3.4. Das Obergericht wird dem Beschwerdeführer nochmals die Gelegenheit zur Replik einzuräumen und danach über die allfällige Fortsetzung des Schriftenwechsels zu befinden haben, bevor es gestützt darauf erneut in der Sache entscheiden muss.
4.
Die Beschwerde ist gutzuheissen und der angefochtene Entscheid aufzuheben. Die Sache ist an das Obergericht zurückzuweisen zu neuem Entscheid im Sinne der Erwägungen.
Bei diesem Verfahrensausgang sind keine Kosten zu erheben (vgl. Art. 66 BGG). Hingegen hat der Kanton Zürich den Rechtsvertreter des Beschwerdeführers für das bundesgerichtliche Verfahren angemessen zu entschädigen (Art. 68 BGG). Über das Gesuch um unentgeltliche Rechtspflege und Verbeiständung ist unter diesen Umständen nicht zu entscheiden.
Demnach erkennt das Bundesgericht:
1.
1.1. Die Beschwerde wird gutgeheissen, und der Beschluss des Obergerichts des Kantons Zürich, III. Strafkammer, vom 20. Oktober 2017 wird aufgehoben.

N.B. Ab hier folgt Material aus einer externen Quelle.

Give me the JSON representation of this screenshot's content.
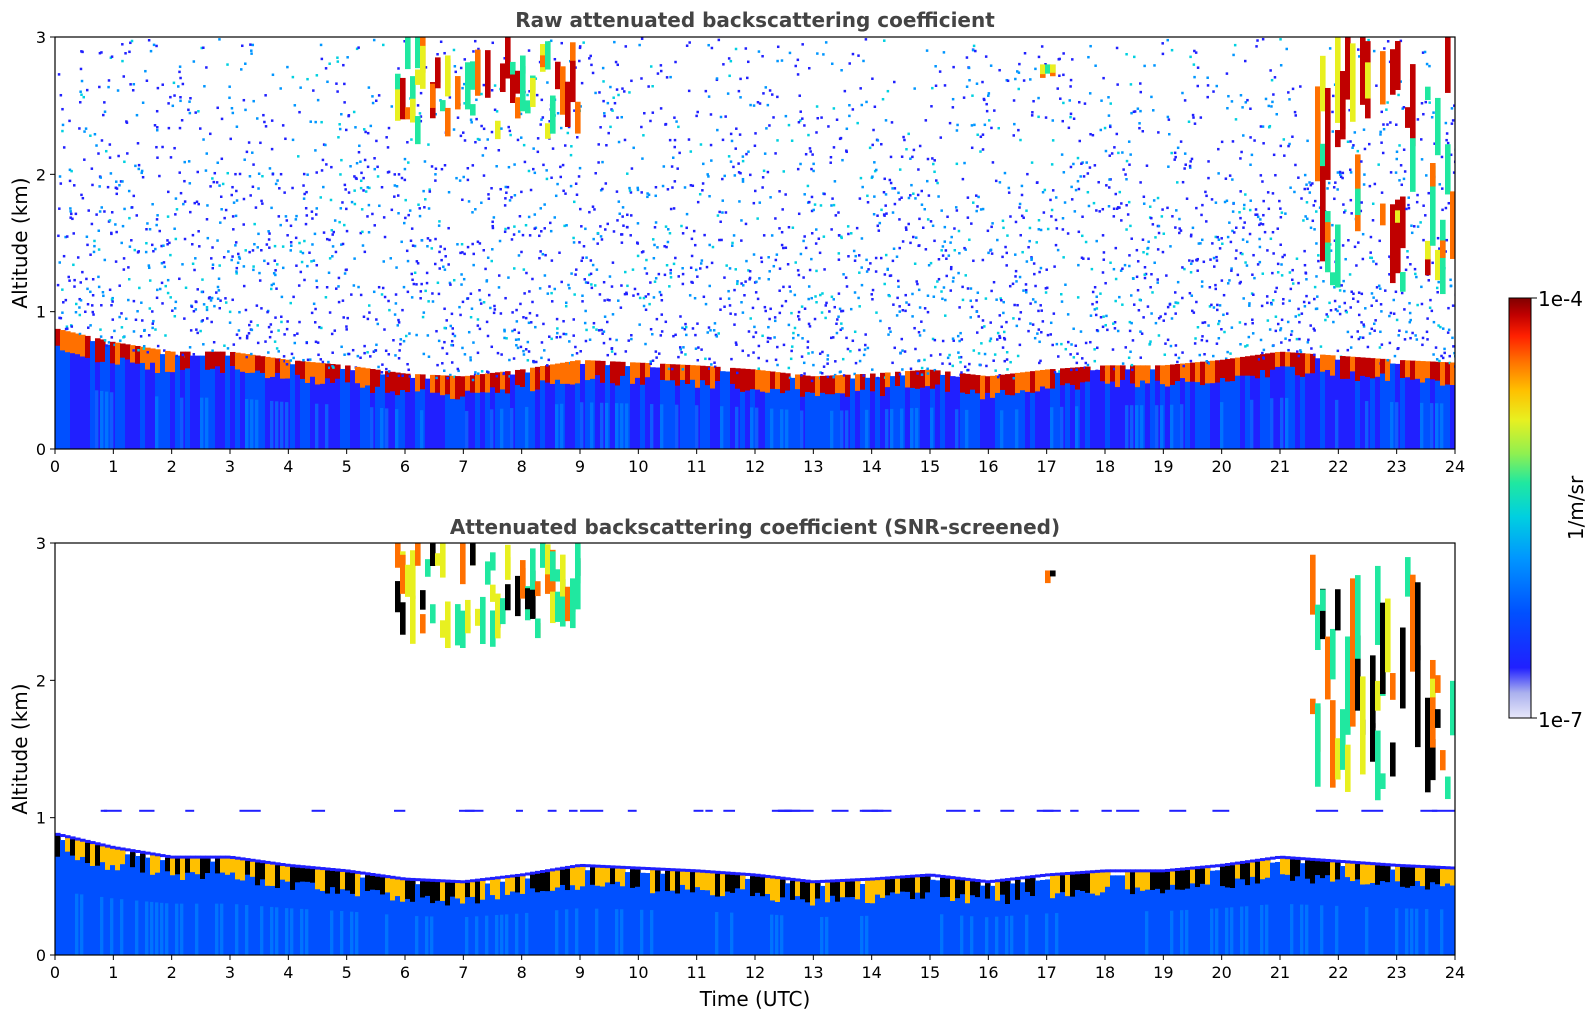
{
  "chart_data": [
    {
      "type": "heatmap",
      "title": "Raw attenuated backscattering coefficient",
      "xlabel": "",
      "ylabel": "Altitude (km)",
      "xlim": [
        0,
        24
      ],
      "ylim": [
        0,
        3
      ],
      "x_ticks": [
        "0",
        "1",
        "2",
        "3",
        "4",
        "5",
        "6",
        "7",
        "8",
        "9",
        "10",
        "11",
        "12",
        "13",
        "14",
        "15",
        "16",
        "17",
        "18",
        "19",
        "20",
        "21",
        "22",
        "23",
        "24"
      ],
      "y_ticks": [
        "0",
        "1",
        "2",
        "3"
      ],
      "features": {
        "boundary_layer_top_km": [
          [
            0,
            0.85
          ],
          [
            1,
            0.75
          ],
          [
            2,
            0.68
          ],
          [
            3,
            0.68
          ],
          [
            4,
            0.62
          ],
          [
            5,
            0.58
          ],
          [
            6,
            0.52
          ],
          [
            7,
            0.5
          ],
          [
            8,
            0.55
          ],
          [
            9,
            0.62
          ],
          [
            10,
            0.6
          ],
          [
            11,
            0.58
          ],
          [
            12,
            0.55
          ],
          [
            13,
            0.5
          ],
          [
            14,
            0.52
          ],
          [
            15,
            0.55
          ],
          [
            16,
            0.5
          ],
          [
            17,
            0.55
          ],
          [
            18,
            0.58
          ],
          [
            19,
            0.58
          ],
          [
            20,
            0.62
          ],
          [
            21,
            0.68
          ],
          [
            22,
            0.65
          ],
          [
            23,
            0.62
          ],
          [
            24,
            0.6
          ]
        ],
        "cloud_patches": [
          {
            "t_start": 5.8,
            "t_end": 9.0,
            "alt_km_min": 2.2,
            "alt_km_max": 3.0
          },
          {
            "t_start": 16.9,
            "t_end": 17.1,
            "alt_km_min": 2.7,
            "alt_km_max": 2.8
          },
          {
            "t_start": 21.5,
            "t_end": 24.0,
            "alt_km_min": 1.1,
            "alt_km_max": 3.0
          }
        ]
      }
    },
    {
      "type": "heatmap",
      "title": "Attenuated backscattering coefficient (SNR-screened)",
      "xlabel": "Time (UTC)",
      "ylabel": "Altitude (km)",
      "xlim": [
        0,
        24
      ],
      "ylim": [
        0,
        3
      ],
      "x_ticks": [
        "0",
        "1",
        "2",
        "3",
        "4",
        "5",
        "6",
        "7",
        "8",
        "9",
        "10",
        "11",
        "12",
        "13",
        "14",
        "15",
        "16",
        "17",
        "18",
        "19",
        "20",
        "21",
        "22",
        "23",
        "24"
      ],
      "y_ticks": [
        "0",
        "1",
        "2",
        "3"
      ],
      "features": {
        "screened": true,
        "spurious_layer_km": 1.05
      }
    }
  ],
  "colorbar": {
    "label": "1/m/sr",
    "min_label": "1e-7",
    "max_label": "1e-4",
    "scale": "log",
    "colors": [
      "#e8e8fa",
      "#aab0ee",
      "#2020ff",
      "#0050ff",
      "#0096ff",
      "#00d0e0",
      "#20e8a0",
      "#90f050",
      "#e8f020",
      "#ffc000",
      "#ff7000",
      "#ff2000",
      "#c00000",
      "#800000"
    ]
  }
}
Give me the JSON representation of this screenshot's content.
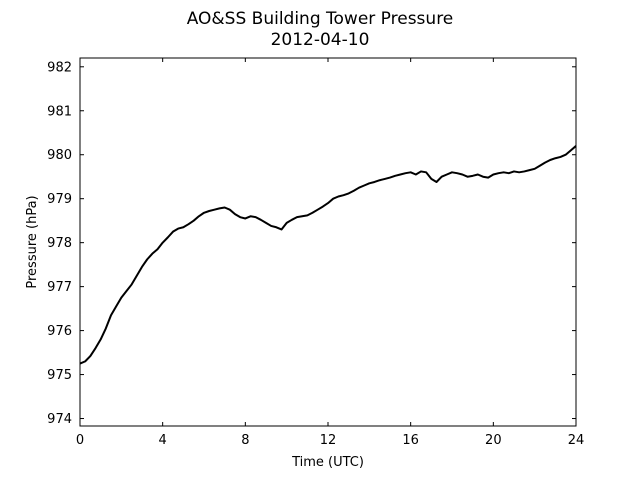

1.2. Die Sache wird an das Obergericht des Kantons Zürich zurückgewiesen zu neuem Entscheid im Sinne der Erwägungen.
2.
Es werden keine Kosten erhoben.
3.
Der Kanton Zürich hat dem Rechtsvertreter des Beschwerdeführers, Rechtsanwalt Markus Bischoff, eine Parteientschädigung von Fr. 1'500.-- zu entrichten.
4.
Dieses Urteil wird dem Beschwerdeführer, der Staatsanwaltschaft Zürich-Limmat und dem Obergericht des Kantons Zürich, III. Straf-kammer, schriftlich mitgeteilt.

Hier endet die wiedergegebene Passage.